Each of these methods also have a companion stream method that returns an InputStream instead of entities. This allows you to stream the data out through your application layer without incurring the cost of de-serialization and serialization. You would only do this if you wanted to return the raw documents without interaction with them in the application.

For more information on the details of each of these methods, see the javadocs.

Facets

Sometimes when doing searches it is helpful to give aggregates of "category" values that allow a user to either narrow down their search or give useful information about the composition of their data. These values are called "facets". For more information about the specifics of what facets are and how they can be used see Generating Search Facets.

In order to use facets you must create configuration for the facets and perist them to the database, or create ad-hoc configuration with the CombinedQueryDefinitionBuilder (see below). If you are using repository queries you will need to persist the options. Then you can use the @Query annotation to specify the options name that have your facets configured, and set the return type of your method to FacetedPage and you will get those facets returned back as part of your page object, for example:

    @Query(optionsName = "facet-options")
    FacetedPage<Person> findByNameAndGenderAndPetsName(String name, String gender, String petName);

MarkLogic DocumentManager and QueryManager

If you need to do more than just construct a structured query you can get "access" to the document manager, query manager, or database client objects to build your queries directly with the MarkLogic Java Client Library.

To access these objects from your template object you can use these methods:

    <T> T execute(DocumentCallback<T> action);

    <T> T executeQuery(QueryCallback<T> action);

    <T> T executeWithClient(ClientCallback<T> action);

Just pass in a function to execute using these objects. The current transaction is also passed into your function so that you can tie your operations in.

You can get more information on how to use these you can see the Java Application Developer's Guide .

Sorting

For many of your queries you will want to order the results by various properties in the document.

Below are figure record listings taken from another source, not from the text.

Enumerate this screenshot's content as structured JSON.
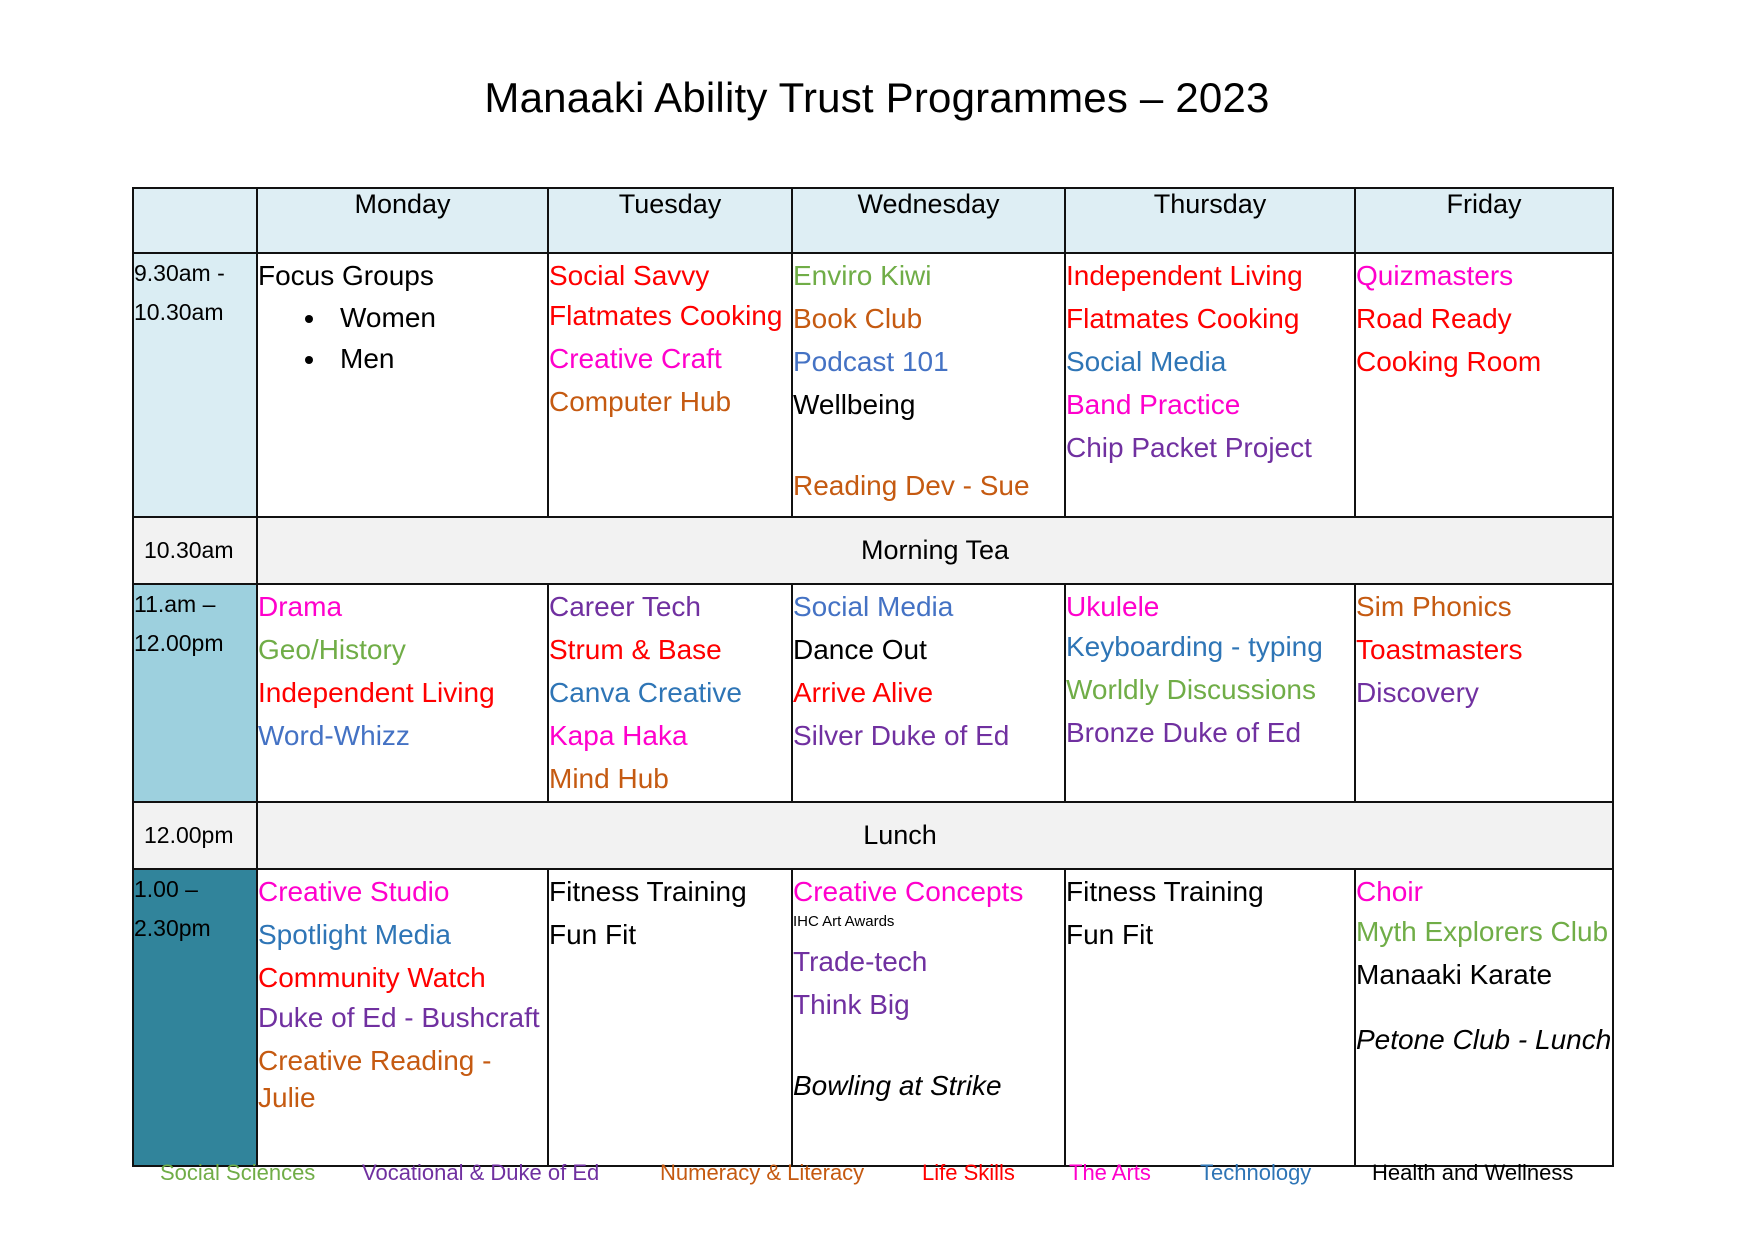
{
  "title": "Manaaki Ability Trust Programmes – 2023",
  "colors": {
    "social_sciences": "#70ad47",
    "vocational": "#7030a0",
    "numeracy": "#c55a11",
    "life_skills": "#ff0000",
    "arts": "#ff00cc",
    "technology": "#2e75b6",
    "health": "#000000",
    "podcast": "#4472c4"
  },
  "days": [
    "Monday",
    "Tuesday",
    "Wednesday",
    "Thursday",
    "Friday"
  ],
  "slots": {
    "s1": "9.30am - 10.30am",
    "s2": "11.am – 12.00pm",
    "s3": "1.00 – 2.30pm"
  },
  "breaks": {
    "morning_tea_time": "10.30am",
    "morning_tea": "Morning Tea",
    "lunch_time": "12.00pm",
    "lunch": "Lunch"
  },
  "mon1": {
    "title": "Focus Groups",
    "items": [
      "Women",
      "Men"
    ]
  },
  "tue1": [
    "Social Savvy",
    "Flatmates Cooking",
    "Creative Craft",
    "Computer Hub"
  ],
  "wed1": [
    "Enviro Kiwi",
    "Book Club",
    "Podcast 101",
    "Wellbeing",
    "Reading Dev - Sue"
  ],
  "thu1": [
    "Independent Living",
    "Flatmates Cooking",
    "Social Media",
    "Band Practice",
    "Chip Packet Project"
  ],
  "fri1": [
    "Quizmasters",
    "Road Ready",
    "Cooking Room"
  ],
  "mon2": [
    "Drama",
    "Geo/History",
    "Independent Living",
    "Word-Whizz"
  ],
  "tue2": [
    "Career Tech",
    "Strum & Base",
    "Canva Creative",
    "Kapa Haka",
    "Mind Hub"
  ],
  "wed2": [
    "Social Media",
    "Dance Out",
    "Arrive Alive",
    "Silver Duke of Ed"
  ],
  "thu2": [
    "Ukulele",
    "Keyboarding - typing",
    "Worldly Discussions",
    "Bronze Duke of Ed"
  ],
  "fri2": [
    "Sim Phonics",
    "Toastmasters",
    "Discovery"
  ],
  "mon3": [
    "Creative Studio",
    "Spotlight Media",
    "Community Watch",
    "Duke of Ed - Bushcraft",
    "Creative Reading - Julie"
  ],
  "tue3": [
    "Fitness Training",
    "Fun Fit"
  ],
  "wed3": [
    "Creative Concepts",
    "IHC Art Awards",
    "Trade-tech",
    "Think Big",
    "Bowling at Strike"
  ],
  "thu3": [
    "Fitness Training",
    "Fun Fit"
  ],
  "fri3": [
    "Choir",
    "Myth Explorers Club",
    "Manaaki Karate",
    "Petone Club - Lunch"
  ],
  "legend": [
    "Social Sciences",
    "Vocational & Duke of Ed",
    "Numeracy & Literacy",
    "Life Skills",
    "The Arts",
    "Technology",
    "Health and Wellness"
  ]
}
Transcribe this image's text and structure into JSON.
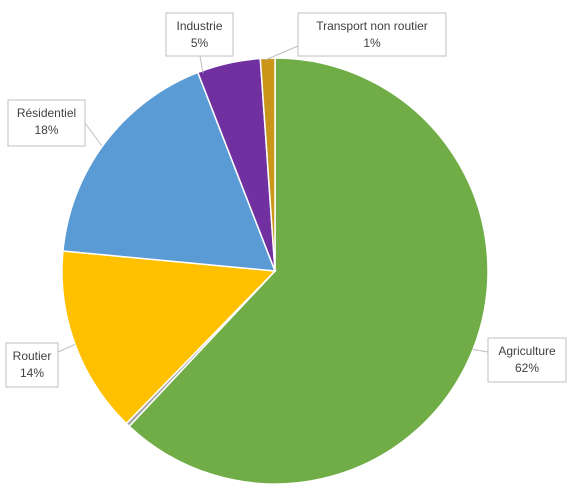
{
  "chart_data": {
    "type": "pie",
    "title": "",
    "start_angle_deg": 0,
    "direction": "clockwise",
    "slices": [
      {
        "label": "Agriculture",
        "percent_label": "62%",
        "value": 62.0,
        "color": "#70ad47"
      },
      {
        "label": "",
        "percent_label": "",
        "value": 0.3,
        "color": "#a5a5a5"
      },
      {
        "label": "Routier",
        "percent_label": "14%",
        "value": 14.2,
        "color": "#ffc000"
      },
      {
        "label": "Résidentiel",
        "percent_label": "18%",
        "value": 17.6,
        "color": "#5b9bd5"
      },
      {
        "label": "Industrie",
        "percent_label": "5%",
        "value": 4.8,
        "color": "#7030a0"
      },
      {
        "label": "Transport non routier",
        "percent_label": "1%",
        "value": 1.1,
        "color": "#c9961a"
      }
    ],
    "legend": "none",
    "data_labels": "callouts"
  }
}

By default to do any sorting you need to create range indexes on the properties by which you wish to sort. You can read more about that in Range Indexes and Lexicons.

Typically a path range index is most flexible and you should create those for the properties on which you wish to sort. Then you can construct a Spring Data Sort object that contains the properties to use in sorting.

Once you have that you can "enhance" your structured query by calling one of these functions:

    StructuredQueryDefinition sortQuery(Sort sort, StructuredQueryDefinition query);

    <T> StructuredQueryDefinition sortQuery(Sort sort, StructuredQueryDefinition query, Class<T> entityClass);

This adds the necessary query option configuration to the query so that it will sort as you have specified. As an alternative to this template method you can also use the CombinedQueryDefinitionBuilder to add sort configuration, and it is described below.

For more details on how this works see the javadocs for sortQuery().

CombinedQueryDefinitionBuilder

The CombinedQueryDefinitionBuilder class is a query-building helper class that allows you to more easily create combined queries. "Combined" queries combine structured queries with ad-hoc query options configuration. This was build to make things easier in implementing various features of this library but can be useful to you as well. It has some helper methods that allow easy addition of extracts and sorting configuration to your query.

To create an instance of the builder you can do one of the following:

CombinedQueryDefinitionBuilder.combine(myStructuredQuery);
CombinedQueryDefinitionBuilder.combine();

The first you pass in your query, then you can leverage the various builder functions to construct the options. The second is for if you don't have a specific query and are just sending some options to query against "everything".

This builder implements the CombinedQueryDefinition interface, so you can look at the javadocs for more details on the available methods.